Более того, Дурново приводит действенные аргументы, почему торговые соглашения с германскими представителями, финансовые займы немецких банкиров «во многих своих частях выгодны для нас…, способствуют развитию русской промышленности и русского земледелия». А если и существуют какие-либо спорные проблемы и противоречия в экономической сфере, то их разрешение на приемлемых для России условиях «отнюдь не требует предварительного разгрома Германии».
Дурново предупреждает: «Главная тяжесть войны, несомненно, выпадет на нашу долю, так как Англия к принятию широкого участия в континентальной войне едва ли способна, а Франция, бедная людским материалом, при тех колоссальных потерях, которыми будет сопровождаться война при современных условиях военной техники, вероятно, будет придерживаться строго оборонительной тактики. Роль тарана, пробивающего самую толщу немецкой обороны, достанется нам, а между тем, сколько факторов будет против нас и сколько на них нам придется потратить и сил, и внимания».
Дурново предсказывает, что вскоре после начала войны «несомненен взрыв вражды против нас в Персии, вероятны волнения среди мусульман на Кавказе и в Туркестане, осложнения в Польше и в Финляндии…
Что же касается Польши, то следует ожидать, что мы не будем в состоянии во время войны удерживать ее в наших руках».
Дурново предостерегает: «Финансово-экономические последствия поражения не поддаются ни учету, ни даже предвидению и, без сомнения, отразятся полным развалом всего нашего народного хозяйства. Но даже победа сулит нам крайне неблагоприятные финансовые перспективы: вконец разоренная Германия не будет в состоянии возместить нам понесенные издержки».
По мнению Дурново, неудачи на фронтах «будут приписаны правительству…, в стране начнутся революционные выступления. Эти последние сразу же выдвинут социалистические лозунги, единственные, которые могут поднять и сгруппировать широкие слои населения, сначала черный передел, а засим и общий раздел всех ценностей и имуществ…
Россия будет ввергнута в беспросветную анархию, исход которой не поддается даже предвидению».
Дурново излагал позицию, опираясь и на аналитику, и на знание личных стремлений кайзера улучшить отношения с Россией.
Еще в 1901 году германский император Вильгельм прямо высказал русскому министру двора графу Фредериксу: «Пускай я буду лично неприятен вашему государю, но ему надо помнить, что только мы с ним вдвоем имеем большую власть, что только поэтому в наших руках участь мира Европы. Ответственны мы поэтому будем перед историей, если дело доведем до войны между нашими народами. Мы можем лично ссориться, но народы наши должны жить между собою в мире».
Написать толковую записку и довести ее до сведения всероссийского самодержца – это не полдела и даже не четверть. Это лишь очередной, в глазах царя – рутинный, документ, коих сотни и тысячи ежедневно поступает в придворную канцелярию, и после обработки и фильтрации только незначительная часть всеподданнейших рапортов, депеш, докладных записок и отчетов оказывается на рабочем столе в императорском кабинете.
Главное – побудить монарха к действию, запустить процесс.
Фельдмаршал Миних в 1765 году писал: «Русское государство имеет то преимущество перед всеми остальными, что оно управляется самим богом. Иначе невозможно объяснить, как оно существует».

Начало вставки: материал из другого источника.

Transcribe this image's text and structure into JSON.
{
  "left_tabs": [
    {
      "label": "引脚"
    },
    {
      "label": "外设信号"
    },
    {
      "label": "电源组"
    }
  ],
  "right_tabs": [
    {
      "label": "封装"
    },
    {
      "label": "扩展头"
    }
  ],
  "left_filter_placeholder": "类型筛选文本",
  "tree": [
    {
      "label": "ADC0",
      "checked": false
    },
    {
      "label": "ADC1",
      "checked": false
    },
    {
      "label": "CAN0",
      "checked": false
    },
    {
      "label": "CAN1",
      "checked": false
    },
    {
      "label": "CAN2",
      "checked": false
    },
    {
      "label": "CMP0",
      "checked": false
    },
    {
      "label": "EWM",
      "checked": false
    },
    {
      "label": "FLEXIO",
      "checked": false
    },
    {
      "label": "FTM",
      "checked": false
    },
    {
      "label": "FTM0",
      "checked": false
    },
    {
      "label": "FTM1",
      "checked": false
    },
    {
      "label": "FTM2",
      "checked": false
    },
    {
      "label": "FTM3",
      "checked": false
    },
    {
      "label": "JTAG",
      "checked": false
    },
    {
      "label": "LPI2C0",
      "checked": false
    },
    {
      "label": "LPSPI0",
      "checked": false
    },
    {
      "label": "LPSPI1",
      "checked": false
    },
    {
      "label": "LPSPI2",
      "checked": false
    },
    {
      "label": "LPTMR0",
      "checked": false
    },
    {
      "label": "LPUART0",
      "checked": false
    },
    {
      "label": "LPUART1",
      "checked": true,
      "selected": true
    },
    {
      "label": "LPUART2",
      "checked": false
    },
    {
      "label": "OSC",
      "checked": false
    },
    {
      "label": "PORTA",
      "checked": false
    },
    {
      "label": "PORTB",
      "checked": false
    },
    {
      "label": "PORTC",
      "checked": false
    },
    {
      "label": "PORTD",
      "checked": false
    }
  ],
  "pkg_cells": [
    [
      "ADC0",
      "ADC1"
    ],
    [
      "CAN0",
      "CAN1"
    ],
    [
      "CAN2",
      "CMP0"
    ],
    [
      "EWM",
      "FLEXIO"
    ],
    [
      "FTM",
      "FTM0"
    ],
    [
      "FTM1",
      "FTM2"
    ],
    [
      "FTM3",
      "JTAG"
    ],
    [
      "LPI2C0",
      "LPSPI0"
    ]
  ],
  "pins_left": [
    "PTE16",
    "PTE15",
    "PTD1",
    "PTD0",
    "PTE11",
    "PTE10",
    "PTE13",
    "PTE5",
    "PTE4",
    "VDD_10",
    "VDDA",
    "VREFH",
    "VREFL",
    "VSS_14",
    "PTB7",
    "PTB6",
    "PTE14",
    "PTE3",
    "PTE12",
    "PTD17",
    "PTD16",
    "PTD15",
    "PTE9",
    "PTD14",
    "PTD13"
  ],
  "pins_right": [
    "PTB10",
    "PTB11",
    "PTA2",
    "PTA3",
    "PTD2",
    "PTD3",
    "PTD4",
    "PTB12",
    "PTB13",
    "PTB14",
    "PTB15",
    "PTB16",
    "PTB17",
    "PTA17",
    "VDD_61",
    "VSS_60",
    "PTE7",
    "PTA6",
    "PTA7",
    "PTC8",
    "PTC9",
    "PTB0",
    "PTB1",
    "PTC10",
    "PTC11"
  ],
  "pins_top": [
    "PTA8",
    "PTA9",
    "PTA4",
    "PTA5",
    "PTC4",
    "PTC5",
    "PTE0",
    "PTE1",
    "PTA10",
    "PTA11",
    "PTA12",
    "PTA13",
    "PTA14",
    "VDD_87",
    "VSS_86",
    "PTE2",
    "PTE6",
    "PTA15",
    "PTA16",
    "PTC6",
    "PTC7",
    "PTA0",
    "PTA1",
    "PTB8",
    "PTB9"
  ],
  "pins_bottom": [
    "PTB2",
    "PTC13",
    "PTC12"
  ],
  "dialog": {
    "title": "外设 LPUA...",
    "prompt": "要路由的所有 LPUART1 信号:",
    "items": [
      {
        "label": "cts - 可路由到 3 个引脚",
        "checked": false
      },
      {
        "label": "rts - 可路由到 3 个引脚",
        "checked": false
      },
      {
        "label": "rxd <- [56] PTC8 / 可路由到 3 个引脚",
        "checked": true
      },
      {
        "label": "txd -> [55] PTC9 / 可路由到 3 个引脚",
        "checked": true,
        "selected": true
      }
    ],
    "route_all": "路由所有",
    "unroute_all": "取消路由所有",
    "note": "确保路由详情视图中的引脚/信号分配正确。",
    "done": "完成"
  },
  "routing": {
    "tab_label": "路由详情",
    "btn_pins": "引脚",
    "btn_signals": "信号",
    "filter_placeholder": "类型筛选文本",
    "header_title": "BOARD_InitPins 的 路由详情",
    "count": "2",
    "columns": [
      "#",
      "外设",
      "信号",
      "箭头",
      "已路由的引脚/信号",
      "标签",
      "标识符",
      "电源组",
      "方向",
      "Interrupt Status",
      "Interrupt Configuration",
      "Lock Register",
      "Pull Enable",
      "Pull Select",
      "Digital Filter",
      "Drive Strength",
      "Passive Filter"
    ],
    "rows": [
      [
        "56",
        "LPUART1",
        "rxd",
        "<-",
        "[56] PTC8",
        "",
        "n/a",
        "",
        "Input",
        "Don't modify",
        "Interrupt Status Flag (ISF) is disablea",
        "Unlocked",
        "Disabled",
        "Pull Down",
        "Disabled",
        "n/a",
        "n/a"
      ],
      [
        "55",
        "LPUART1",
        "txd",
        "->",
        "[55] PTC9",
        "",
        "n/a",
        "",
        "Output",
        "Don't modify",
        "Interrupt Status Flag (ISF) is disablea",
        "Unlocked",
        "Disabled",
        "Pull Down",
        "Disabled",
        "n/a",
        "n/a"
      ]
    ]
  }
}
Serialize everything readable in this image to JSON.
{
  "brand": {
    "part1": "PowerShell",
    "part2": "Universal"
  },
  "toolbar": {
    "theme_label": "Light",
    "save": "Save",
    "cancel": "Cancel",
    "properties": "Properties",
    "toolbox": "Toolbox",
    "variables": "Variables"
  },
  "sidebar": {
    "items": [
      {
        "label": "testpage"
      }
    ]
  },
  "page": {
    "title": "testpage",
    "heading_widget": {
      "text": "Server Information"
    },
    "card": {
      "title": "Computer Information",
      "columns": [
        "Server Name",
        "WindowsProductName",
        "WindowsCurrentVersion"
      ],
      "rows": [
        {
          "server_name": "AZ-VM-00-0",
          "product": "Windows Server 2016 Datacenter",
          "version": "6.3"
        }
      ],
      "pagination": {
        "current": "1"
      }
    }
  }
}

Ничего не изменилось в управлении Российской империей полтора века спустя после Миниха – никаких последствий, даже косвенных, меморандум не имел, и высочайшей, даже формально-бюрократической реакции из Царского Села на записку Дурново не последовало.
И это тоже невозможно объяснить.
Может быть, представленный на высочайшее имя документ стал слишком сложным для царя из-за насыщенного и объемного содержания? Для неподготовленного ума такие аналитические выводы попросту непосильны.
Или записку сочли неслыханно смелой, вызывающей и неприличной, указывающей болезненно воспринимающему любую критику самодержцу на последствия его откровенных внешнеполитических ЛЯПОВ?
Или на момент поступления предложений Дурново Николаем II оказалась пройдена некая условная точка невозврата, напрочь исключающая паузу, дипломатический реверс и новую стремительную расстановку фигур на международной арене?
Видные думские деятели тех лет, оппозиция, а позднее и присоединившиеся к их мнению историки будут винить в крене России в сторону Великобритании дипломатов: министра иностранных дел Александра Петровича Извольского и его преемника – Сергея Дмитриевича Сазонова, много лет прослужившего в посольстве в Лондоне и большого поклонника всего английского.
Ничего подобного! Министры иностранных дел никогда не были и быть не могут самостоятельными, независимыми фигурами. Они есть не более чем исполнители воли правителей государств, репродукторы уже принятых, как правило – кулуарно, внешнеполитических решений.